Jessie is truly a star on the rise. The 25-year-old’s acting prowess is showcased in the Netflix series. From Jessie’s past projects to her thoughts on Alina being mixed-race, HollywoodLife has rounded up 5 key things to know about Shadow and Bone’s breakout star.

Jessie Mei Li
Jessie Mei Li with Ben Barnes on ‘Shadow and Bone.’ (Netflix)

1. ‘Shadow and Bone’ is Jessie’s first major TV project. 

Before Shadow and Bone, Jessie made her stage debut in the production of All About Eve in 2019. She starred alongside Gillian Anderson and Lily James. She was then cast in Edgar Wright’s Last Night In Soho, which filmed in 2020. The film is set to be released on October 22, 2021. Jessie appeared in an episode of Shortflix in 2018 and Locked Up Abroad in 2019.

2. Jessie didn’t always want to be an actor. 

Jessie attended Reigate College and initially studied languages. She dropped out of university and began working with special needs children. Jessie eventually started exploring acting, which led to her breakout role. Despite the impending fame that will come with the release of Shadow and Bone, Jessie isn’t interested in popularity. “I don’t want to be famous. I don’t want to be a celebrity,” she told The Hollywood Reporter. “Whatever people say about me on the internet, good or bad, you’ve got to take it with a pinch of salt and think, ‘This is their interpretation of who I am.'”

3. Jessie uses both she/her and they/them pronouns. 
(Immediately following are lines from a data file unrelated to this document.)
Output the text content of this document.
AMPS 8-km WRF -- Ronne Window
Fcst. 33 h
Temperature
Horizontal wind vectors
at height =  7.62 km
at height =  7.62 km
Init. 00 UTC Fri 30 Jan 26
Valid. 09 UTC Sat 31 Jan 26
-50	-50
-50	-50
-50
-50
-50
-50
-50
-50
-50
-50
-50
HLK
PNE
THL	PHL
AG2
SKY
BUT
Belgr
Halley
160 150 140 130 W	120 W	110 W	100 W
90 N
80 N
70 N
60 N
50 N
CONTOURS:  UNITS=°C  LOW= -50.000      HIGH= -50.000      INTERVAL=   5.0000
Jessie’s preferred pronouns — “she/they” — are noted on her Instagram page. Jessie also includes “woman/person” in her Instagram bio. “I’m pretty flexible she, they, whichever your preference is. I’m both,” Jessie revealed to Seventeen. The Shadow and Bone star had a “complex” relationship with gender growing up and finally spoke to a friend who was having similar feelings. “I was thinking, ‘Well, am I completely non-binary? What am I?’ And I realized, actually I am who I am,” Jessie told W magazine. “I’m first and foremost, just a human being who likes what I like. I am also a woman, and that’s how the world has viewed me the majority of my life. I’m proud of that as well, and I can identify with both those things. I think that’s the thing with your pronouns and gender identity, you can just be who you are. That was so freeing to me to understand that I could have multiple pronouns and some friends will refer to me as they, and some will refer to me as she, and that’s okay … I’m proud to be gender non-conforming. I’m proud of all my friends who are the same. Hopefully, as time goes on, it becomes something that more and more people feel they can talk about.”

4. Jessie was thrilled the ‘Shadow & Bone’ writers made Alina mixed-race.
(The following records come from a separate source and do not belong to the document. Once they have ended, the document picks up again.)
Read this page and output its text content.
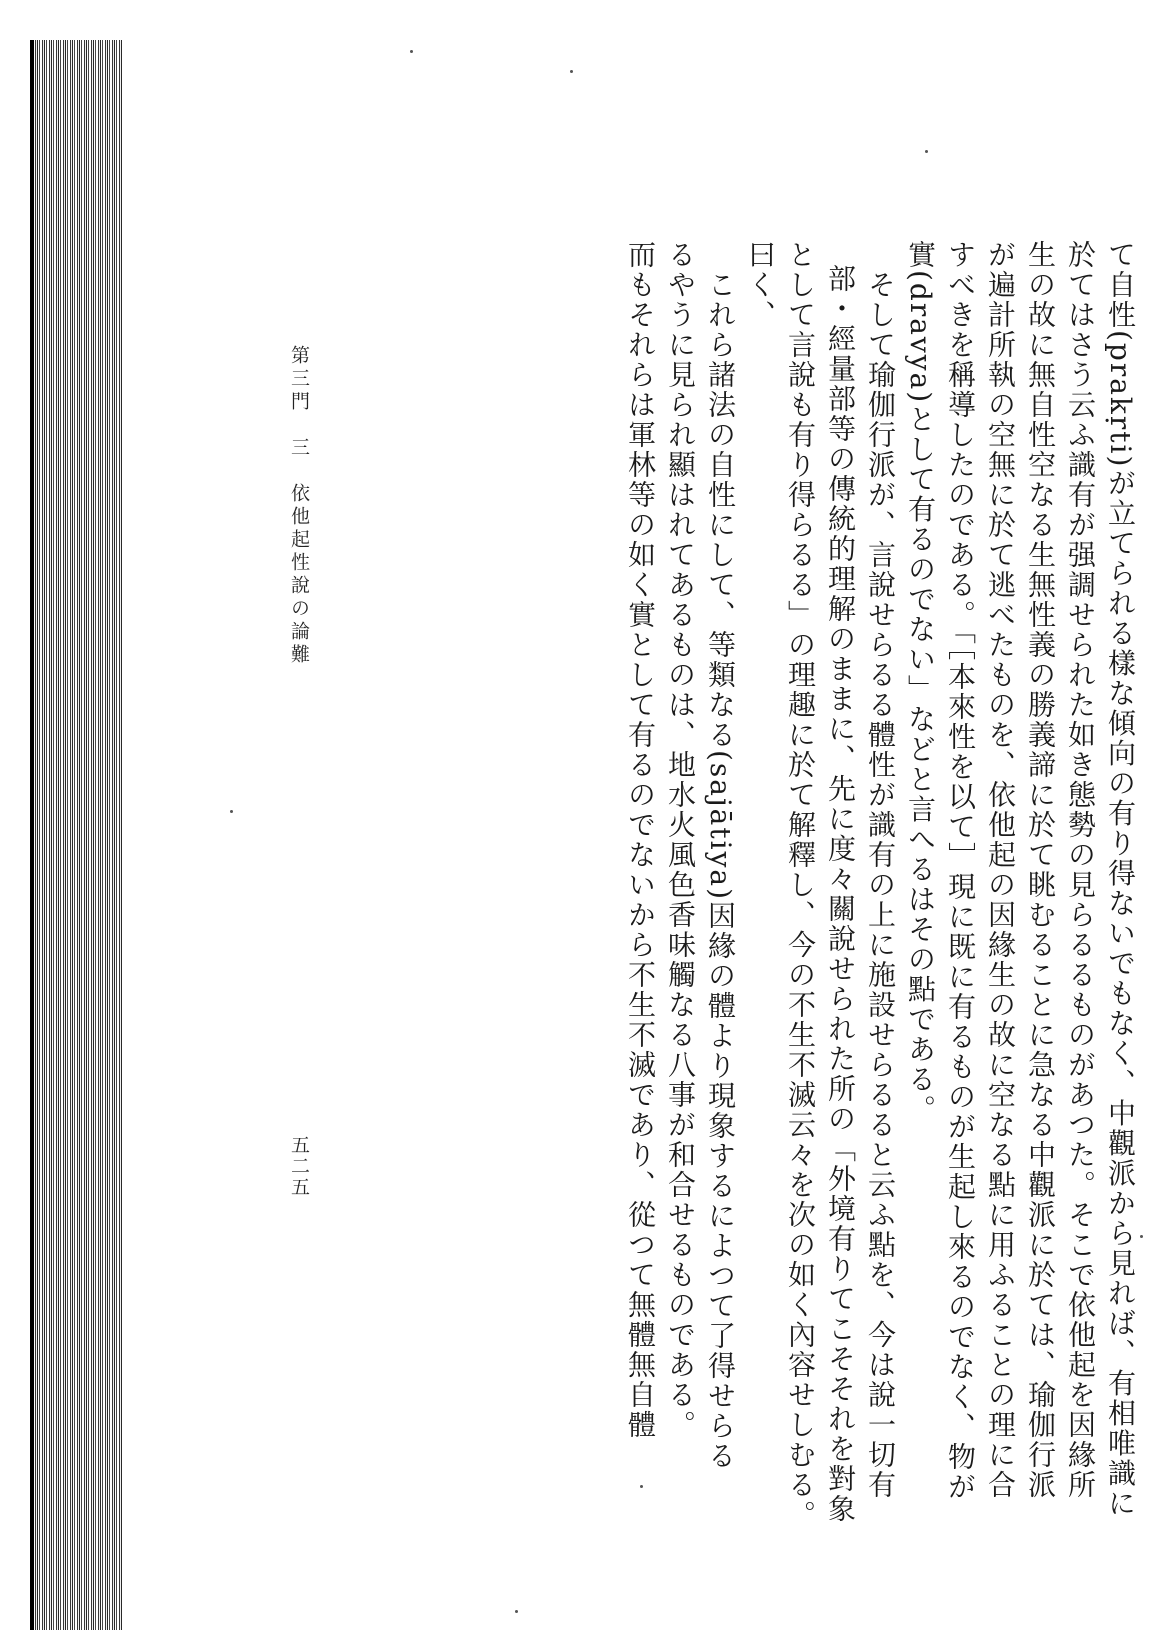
て自性(prakṛti)が立てられる樣な傾向の有り得ないでもなく、中觀派から見れば、有相唯識に

於てはさう云ふ識有が强調せられた如き態勢の見らるるものがあつた。そこで依他起を因緣所

生の故に無自性空なる生無性義の勝義諦に於て眺むることに急なる中觀派に於ては、瑜伽行派

が遍計所執の空無に於て逃べたものを、依他起の因緣生の故に空なる點に用ふることの理に合

すべきを稱導したのである。「［本來性を以て］現に既に有るものが生起し來るのでなく、物が

實(dravya)として有るのでない」などと言へるはその點である。

　そして瑜伽行派が、言說せらるる體性が識有の上に施設せらるると云ふ點を、今は說一切有

部・經量部等の傳統的理解のままに、先に度々關說せられた所の「外境有りてこそそれを對象

として言說も有り得らるる」の理趣に於て解釋し、今の不生不滅云々を次の如く內容せしむる。

曰く、

　これら諸法の自性にして、等類なる(sajātiya)因緣の體より現象するによつて了得せらる

るやうに見られ顯はれてあるものは、地水火風色香味觸なる八事が和合せるものである。

而もそれらは軍林等の如く實として有るのでないから不生不滅であり、從つて無體無自體

第三門　三　依他起性說の論難
五二五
In the show, Alina is half-Ravkan and half-Shu. Ravkan is inspired by Russia. Shu Han was inspired by China and Mongolia. In the books, Alina is described as “pale,” but her race is never clearly stated. “I was so thrilled that they made this decision, and yeah, I was able to bring my own experiences,” Jessie told The Beat. “For lots of people [who are] mixed race or first-generation immigrants, you spend so much of your life not feeling like you belong anywhere. I certainly grew up in a predominantly white area, and I was always ‘the Chinese one’ to my white friends. But to my Asian friends and family, I was very English, and you never really feel like you belong anywhere.”
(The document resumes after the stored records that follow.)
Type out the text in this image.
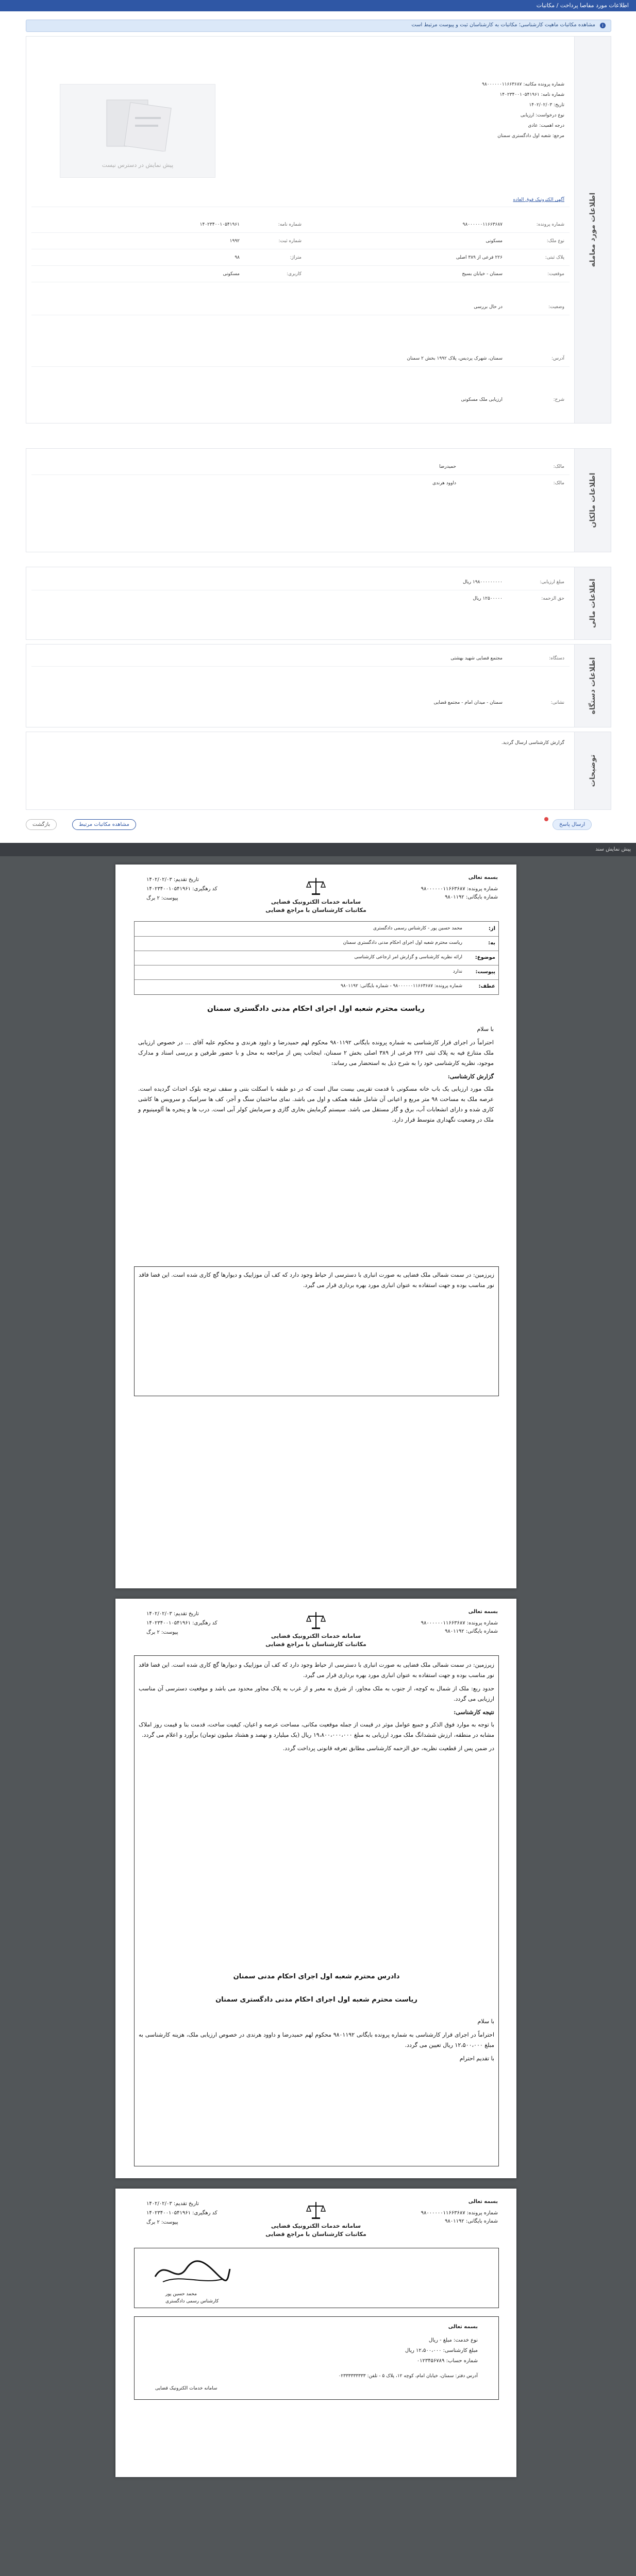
اطلاعات مورد مفاصا پرداخت / مکاتبات
i
مشاهده مکاتبات ماهیت کارشناسی؛ مکاتبات به کارشناسان ثبت و پیوست مرتبط است
اطلاعات مورد معامله
پیش نمایش در دسترس نیست
شماره پرونده مکاتبه: ۹۸۰۰۰۰۰۰۱۱۶۶۳۶۸۷
شماره نامه: ۱۴۰۲۳۴۰۰۱۰۵۴۱۹۶۱
تاریخ: ۱۴۰۲/۰۲/۰۳
نوع درخواست: ارزیابی
درجه اهمیت: عادی
مرجع: شعبه اول دادگستری سمنان
آگهی الکترونیک فوق العاده
شماره پرونده:
۹۸۰۰۰۰۰۰۱۱۶۶۳۶۸۷
شماره نامه:
۱۴۰۲۳۴۰۰۱۰۵۴۱۹۶۱
نوع ملک:
مسکونی
شماره ثبت:
۱۹۹۲
پلاک ثبتی:
۲۲۶ فرعی از ۳۸۹ اصلی
متراژ:
۹۸
موقعیت:
سمنان - خیابان بسیج
کاربری:
مسکونی
وضعیت:
در حال بررسی
آدرس:
سمنان، شهرک پردیس، پلاک ۱۹۹۲ بخش ۲ سمنان
شرح:
ارزیابی ملک مسکونی
اطلاعات مالکان
مالک:
حمیدرضا
مالک:
داوود هرندی
اطلاعات مالی
مبلغ ارزیابی:
۱۹۸۰۰۰۰۰۰۰۰۰ ریال
حق الزحمه:
۱۲۵۰۰۰۰۰ ریال
اطلاعات دستگاه
دستگاه:
مجتمع قضایی شهید بهشتی
نشانی:
سمنان - میدان امام - مجتمع قضایی
توضیحات
گزارش کارشناسی ارسال گردید.
ارسال پاسخ
مشاهده مکاتبات مرتبط
بازگشت
پیش نمایش سند
بسمه تعالی
شماره پرونده: ۹۸۰۰۰۰۰۰۱۱۶۶۳۶۸۷
شماره بایگانی: ۹۸۰۱۱۹۲
سامانه خدمات الکترونیک قضایی
مکاتبات کارشناسان با مراجع قضایی
تاریخ تقدیم: ۱۴۰۲/۰۲/۰۳
کد رهگیری: ۱۴۰۲۳۴۰۰۱۰۵۴۱۹۶۱
پیوست: ۲ برگ
از:
محمد حسین پور - کارشناس رسمی دادگستری
به:
ریاست محترم شعبه اول اجرای احکام مدنی دادگستری سمنان
موضوع:
ارائه نظریه کارشناسی و گزارش امر ارجاعی کارشناسی
پیوست:
ندارد
عطف:
شماره پرونده: ۹۸۰۰۰۰۰۰۱۱۶۶۳۶۸۷ - شماره بایگانی: ۹۸۰۱۱۹۲
ریاست محترم شعبه اول اجرای احکام مدنی دادگستری سمنان

با سلام

احتراماً در اجرای قرار کارشناسی به شماره پرونده بایگانی ۹۸۰۱۱۹۲ محکوم لهم حمیدرضا و داوود هرندی و محکوم علیه آقای ... در خصوص ارزیابی ملک متنازع فیه به پلاک ثبتی ۲۲۶ فرعی از ۳۸۹ اصلی بخش ۲ سمنان، اینجانب پس از مراجعه به محل و با حضور طرفین و بررسی اسناد و مدارک موجود، نظریه کارشناسی خود را به شرح ذیل به استحضار می رساند:

گزارش کارشناسی:

ملک مورد ارزیابی یک باب خانه مسکونی با قدمت تقریبی بیست سال است که در دو طبقه با اسکلت بتنی و سقف تیرچه بلوک احداث گردیده است. عرصه ملک به مساحت ۹۸ متر مربع و اعیانی آن شامل طبقه همکف و اول می باشد. نمای ساختمان سنگ و آجر، کف ها سرامیک و سرویس ها کاشی کاری شده و دارای انشعابات آب، برق و گاز مستقل می باشد. سیستم گرمایش بخاری گازی و سرمایش کولر آبی است. درب ها و پنجره ها آلومینیوم و ملک در وضعیت نگهداری متوسط قرار دارد.

زیرزمین: در سمت شمالی ملک فضایی به صورت انباری با دسترسی از حیاط وجود دارد که کف آن موزاییک و دیوارها گچ کاری شده است. این فضا فاقد نور مناسب بوده و جهت استفاده به عنوان انباری مورد بهره برداری قرار می گیرد.
بسمه تعالی
شماره پرونده: ۹۸۰۰۰۰۰۰۱۱۶۶۳۶۸۷
شماره بایگانی: ۹۸۰۱۱۹۲
سامانه خدمات الکترونیک قضایی
مکاتبات کارشناسان با مراجع قضایی
تاریخ تقدیم: ۱۴۰۲/۰۲/۰۳
کد رهگیری: ۱۴۰۲۳۴۰۰۱۰۵۴۱۹۶۱
پیوست: ۲ برگ

زیرزمین: در سمت شمالی ملک فضایی به صورت انباری با دسترسی از حیاط وجود دارد که کف آن موزاییک و دیوارها گچ کاری شده است. این فضا فاقد نور مناسب بوده و جهت استفاده به عنوان انباری مورد بهره برداری قرار می گیرد.

حدود ربع: ملک از شمال به کوچه، از جنوب به ملک مجاور، از شرق به معبر و از غرب به پلاک مجاور محدود می باشد و موقعیت دسترسی آن مناسب ارزیابی می گردد.

نتیجه کارشناسی:

با توجه به موارد فوق الذکر و جمیع عوامل موثر در قیمت از جمله موقعیت مکانی، مساحت عرصه و اعیان، کیفیت ساخت، قدمت بنا و قیمت روز املاک مشابه در منطقه، ارزش ششدانگ ملک مورد ارزیابی به مبلغ ۱۹،۸۰۰،۰۰۰،۰۰۰ ریال (یک میلیارد و نهصد و هشتاد میلیون تومان) برآورد و اعلام می گردد.

در ضمن پس از قطعیت نظریه، حق الزحمه کارشناسی مطابق تعرفه قانونی پرداخت گردد.

دادرس محترم شعبه اول اجرای احکام مدنی سمنان
ریاست محترم شعبه اول اجرای احکام مدنی دادگستری سمنان

با سلام

احتراماً در اجرای قرار کارشناسی به شماره پرونده بایگانی ۹۸۰۱۱۹۲ محکوم لهم حمیدرضا و داوود هرندی در خصوص ارزیابی ملک، هزینه کارشناسی به مبلغ ۱۲،۵۰۰،۰۰۰ ریال تعیین می گردد.

با تقدیم احترام

بسمه تعالی
شماره پرونده: ۹۸۰۰۰۰۰۰۱۱۶۶۳۶۸۷
شماره بایگانی: ۹۸۰۱۱۹۲
سامانه خدمات الکترونیک قضایی
مکاتبات کارشناسان با مراجع قضایی
تاریخ تقدیم: ۱۴۰۲/۰۲/۰۳
کد رهگیری: ۱۴۰۲۳۴۰۰۱۰۵۴۱۹۶۱
پیوست: ۲ برگ
محمد حسین پور
کارشناس رسمی دادگستری
بسمه تعالی
نوع خدمت: مبلغ - ریال
مبلغ کارشناسی: ۱۲،۵۰۰،۰۰۰ ریال
شماره حساب: ۰۱۲۳۴۵۶۷۸۹
آدرس دفتر: سمنان، خیابان امام، کوچه ۱۲، پلاک ۵ - تلفن: ۰۲۳۳۳۳۳۳۳۳۳
سامانه خدمات الکترونیک قضایی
5. Jessie was diagnosed with ADHD.

The Shadow and Bone star was diagnosed with ADHD during lockdown after she couldn’t sit still for hair and makeup on the set of the show. “It completely changed how I viewed loads of things in my life and made me really reconsider the way I think about things,” Jessie told The Guardian about the diagnosis. “In the past, I was constantly late for things and forgetting things and losing things, and I remember as a teenager, my mum being like, ‘Oh, you just need to be more careful.’ And I’m like, ‘I am really careful.’ I felt like no one believed me ever.”